Repeated intermittent exposure to psychostimulants and morphine leads to progressive augmentation of its locomotor activating effects in rodents. Accumulating evidence suggests the critical involvement of the mesocorticolimbic dopaminergic neurons, which project from the ventral tegmental area to the nucleus accumbens and the medial prefrontal cortex, in the behavioral sensitization. Here, we examined the acute and chronic effects of psychostimulants and morphine on dopamine release in a reconstructed mesocorticolimbic system comprised of a rat triple organotypic slice co-culture of the ventral tegmental area, nucleus accumbens and medial prefrontal cortex regions. Tyrosine hydroxylase-positive cell bodies were localized in the ventral tegmental area, and their neurites projected to the nucleus accumbens and medial prefrontal cortex regions. Acute treatment with methamphetamine (0.1-1000 µM), cocaine (0.1-300 µM) or morphine (0.1-100 µM) for 30 min increased extracellular dopamine levels in a concentration-dependent manner, while 3,4-methylenedioxyamphetamine (0.1-1000 µM) had little effect. Following repeated exposure to methamphetamine (10 µM) for 30 min every day for 6 days, the dopamine release gradually increased during the 30-min treatment. The augmentation of dopamine release was maintained even after the withdrawal of methamphetamine for 7 days. Similar augmentation was observed by repeated exposure to cocaine (1-300 µM) or morphine (10 and 100 µM). Furthermore, methamphetamine-induced augmentation of dopamine release was prevented by an NMDA receptor antagonist, MK-801 (10 µM), and was not observed in double slice co-cultures that excluded the medial prefrontal cortex slice. These results suggest that repeated psychostimulant- or morphine-induced augmentation of dopamine release, i.e. dopaminergic sensitization, was reproduced in a rat triple organotypic slice co-cultures. In addition, the slice co-culture system revealed that the NMDA receptors and the medial prefrontal cortex play an essential role in the dopaminergic sensitization. This in vitro sensitization model provides a unique approach for studying mechanisms underlying behavioral sensitization to drugs of abuse.

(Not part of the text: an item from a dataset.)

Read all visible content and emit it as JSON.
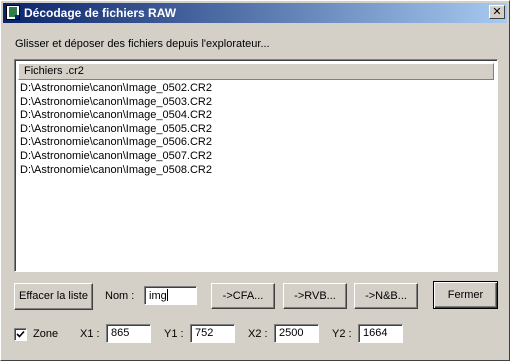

反复间歇性暴露于精神兴奋剂和吗啡会导致其在啮齿动物中的运动激活作用逐渐增强。越来越多的证据表明,从中脑边缘多巴胺能神经元的关键参与,其从腹侧被盖区投射到伏隔核和内侧前额叶皮层,在行为敏感化。在这里,我们检查了精神兴奋剂和吗啡对包含腹侧被盖区、伏隔核和内侧前额叶皮层区域的大鼠三重器官型切片共培养物的中脑边缘多巴胺释放的急性和慢性影响。酪氨酸羟化酶阳性细胞体位于腹侧被盖区,其神经突投射到伏隔核和内侧前额叶皮层区域。急性治疗用甲基苯丙胺(0.1-1000μM),可卡因(0.1-300μM)或吗啡(0.1-100μM)30 分钟增加细胞外多巴胺水平呈浓度依赖性,而 3,4-亚甲二氧基苯丙胺(0.1-1000μM)几乎没有效果。在重复暴露于甲基苯丙胺(10μM)30 分钟,每天 6 天后,多巴胺释放逐渐增加在 30 分钟的治疗过程中。即使在停止甲基苯丙胺 7 天后,多巴胺释放的增加仍保持不变。重复暴露于可卡因(1-300μM)或吗啡(10 和 100μM)也观察到类似的增强。此外,NMDA 受体拮抗剂 MK-801(10μM)阻止了甲基苯丙胺诱导的多巴胺释放增加,并且在排除了内侧前额叶皮层切片的双切片共培养物中未观察到。这些结果表明,重复的精神兴奋剂或吗啡诱导的多巴胺释放增加,即多巴胺能敏感化,在大鼠三重器官型切片共培养物中得到重现。此外,切片共培养系统表明 NMDA 受体和内侧前额叶皮层在多巴胺能敏感化中起重要作用。这种体外敏感化模型为研究滥用药物行为敏感化的机制提供了一种独特的方法。